Au terme de « discussions » avec le gouvernement du Québec, la fondation privée « est arrivée à la conclusion de ne pas renouveler » le financement des deux organisations à but non lucratif (OBNL) pour lesquelles elle s’est engagée à investir un total de 450 millions de dollars. « On est rendus à une autre étape », a dit sans détour le vice-président Stratégie et partenariats à la Fondation Lucie et André Chagnon, Jean-Marc Chouinard, dans un entretien téléphonique avec Le Devoir lundi.

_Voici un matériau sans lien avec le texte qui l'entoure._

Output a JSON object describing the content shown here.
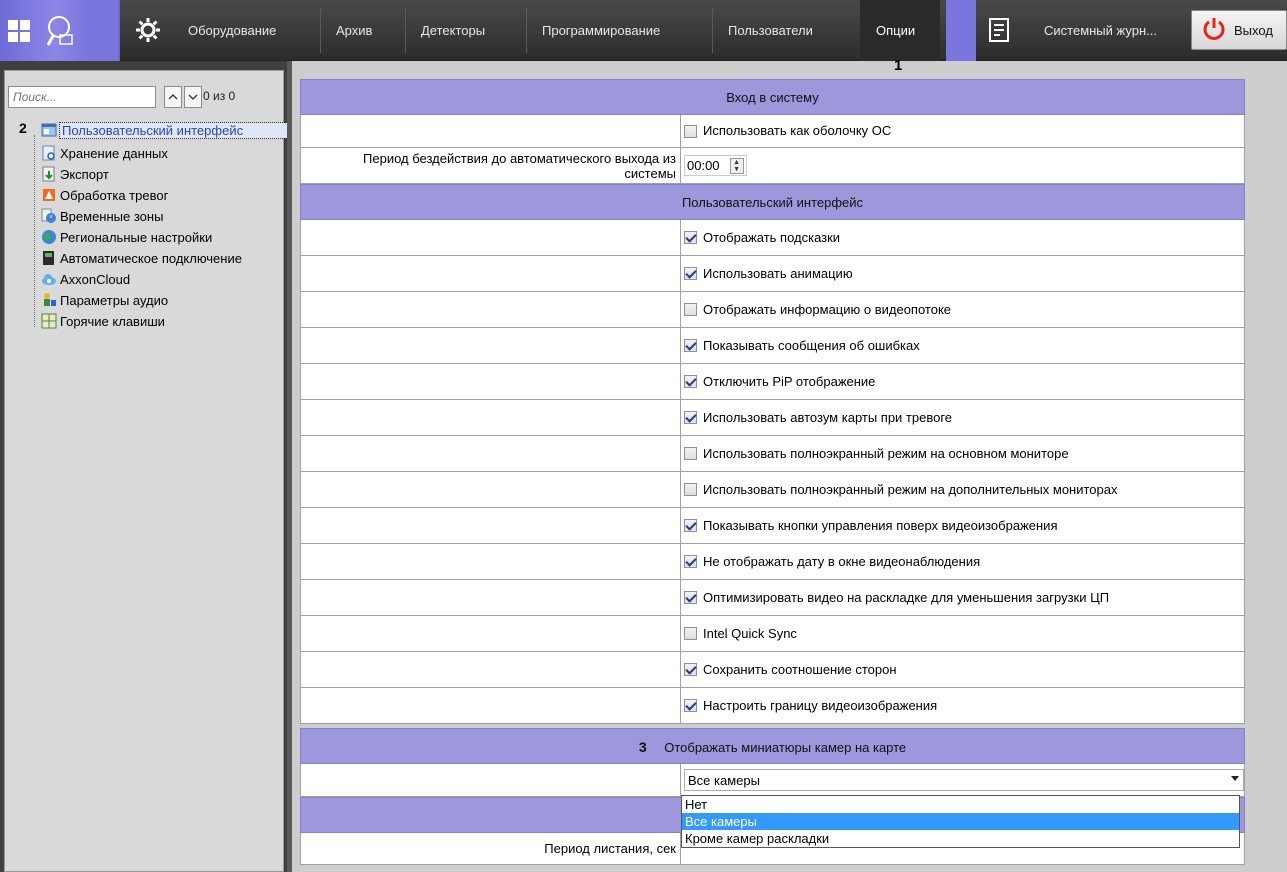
{
  "topbar": {
    "items": [
      {
        "label": "Оборудование"
      },
      {
        "label": "Архив"
      },
      {
        "label": "Детекторы"
      },
      {
        "label": "Программирование"
      },
      {
        "label": "Пользователи"
      },
      {
        "label": "Опции",
        "active": true
      },
      {
        "label": "Системный журн..."
      }
    ],
    "exit_label": "Выход",
    "marker": "1"
  },
  "sidebar": {
    "search_placeholder": "Поиск...",
    "counter": "0 из 0",
    "marker": "2",
    "items": [
      {
        "label": "Пользовательский интерфейс",
        "icon": "ui-icon",
        "selected": true
      },
      {
        "label": "Хранение данных",
        "icon": "storage-icon"
      },
      {
        "label": "Экспорт",
        "icon": "export-icon"
      },
      {
        "label": "Обработка тревог",
        "icon": "alarm-icon"
      },
      {
        "label": "Временные зоны",
        "icon": "timezone-icon"
      },
      {
        "label": "Региональные настройки",
        "icon": "globe-icon"
      },
      {
        "label": "Автоматическое подключение",
        "icon": "autoconnect-icon"
      },
      {
        "label": "AxxonCloud",
        "icon": "cloud-icon"
      },
      {
        "label": "Параметры аудио",
        "icon": "audio-icon"
      },
      {
        "label": "Горячие клавиши",
        "icon": "hotkeys-icon"
      }
    ]
  },
  "settings": {
    "login_section": "Вход в систему",
    "use_as_shell": {
      "label": "Использовать как оболочку ОС",
      "checked": false
    },
    "idle_period_label": "Период бездействия до автоматического выхода из системы",
    "idle_period_value": "00:00",
    "ui_section": "Пользовательский интерфейс",
    "ui_options": [
      {
        "label": "Отображать подсказки",
        "checked": true
      },
      {
        "label": "Использовать анимацию",
        "checked": true
      },
      {
        "label": "Отображать информацию о видеопотоке",
        "checked": false
      },
      {
        "label": "Показывать сообщения об ошибках",
        "checked": true
      },
      {
        "label": "Отключить PiP отображение",
        "checked": true
      },
      {
        "label": "Использовать автозум карты при тревоге",
        "checked": true
      },
      {
        "label": "Использовать полноэкранный режим на основном мониторе",
        "checked": false
      },
      {
        "label": "Использовать полноэкранный режим на дополнительных мониторах",
        "checked": false
      },
      {
        "label": "Показывать кнопки управления поверх видеоизображения",
        "checked": true
      },
      {
        "label": "Не отображать дату в окне видеонаблюдения",
        "checked": true
      },
      {
        "label": "Оптимизировать видео на раскладке для уменьшения загрузки ЦП",
        "checked": true
      },
      {
        "label": "Intel Quick Sync",
        "checked": false
      },
      {
        "label": "Сохранить соотношение сторон",
        "checked": true
      },
      {
        "label": "Настроить границу видеоизображения",
        "checked": true
      }
    ],
    "map_section_marker": "3",
    "map_section": "Отображать миниатюры камер на карте",
    "map_select_value": "Все камеры",
    "map_select_options": [
      "Нет",
      "Все камеры",
      "Кроме камер раскладки"
    ],
    "map_select_highlighted": "Все камеры",
    "paging_label": "Период листания, сек"
  }
}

« Qu’est-ce qui va arriver après ? Maintenant que vous avez créé des besoins, créé des attentes, qu’est ce que vous allez faire pour soutenir les initiatives qui sont en place ? », a affirmé de son côté la porte-parole de la coalition Non aux PPP sociaux, Nancy Harvey. « Dans le contexte actuel de coupes, avec les mesures d’austérité [frappant] les services publics [et] les programmes sociaux, les gens sont très, très, très inquiets », a-t-elle souligné au Devoir. Elle sollicite une rencontre avec le ministère de la Santé, le ministère de la Famille ainsi que le ministère de l’Éducation afin de trouver des pistes de solution.

Une fondation privée ne devrait pas se mêler des grandes orientations dans le social au Québec [...]. Ils ont de très bonnes intentions, mais ils ont une très grande prétention. Ils manquent beaucoup d'humilité.

La Fondation Lucie et André Chagnon s’était engagée à injecter 25 millions par année de 2009 à 2019 dans Avenir d’enfants, qui a été chargé de stimuler « la réalisation d’activités, de projets et d’initiatives qui contribueront au développement des enfants âgés de cinq ans et moins vivant en situation de pauvreté ».

M. Chouinard n’était pas en mesure de confirmer au Devoir lundi que la Fondation aura bel et bien dépensé 250 millions au terme de l’entente, qui prévoyait l’injection de 15 millions de dollars par an du gouvernement du Québec (150 millions au total). « C’est un objectif. […] On ne pense pas nécessairement que ça va être impossible », a-t-il répondu, convenant toutefois que le « démarrage » des activités a nécessité « plus de temps que [le calendrier] des versements [d’argent] prévus ».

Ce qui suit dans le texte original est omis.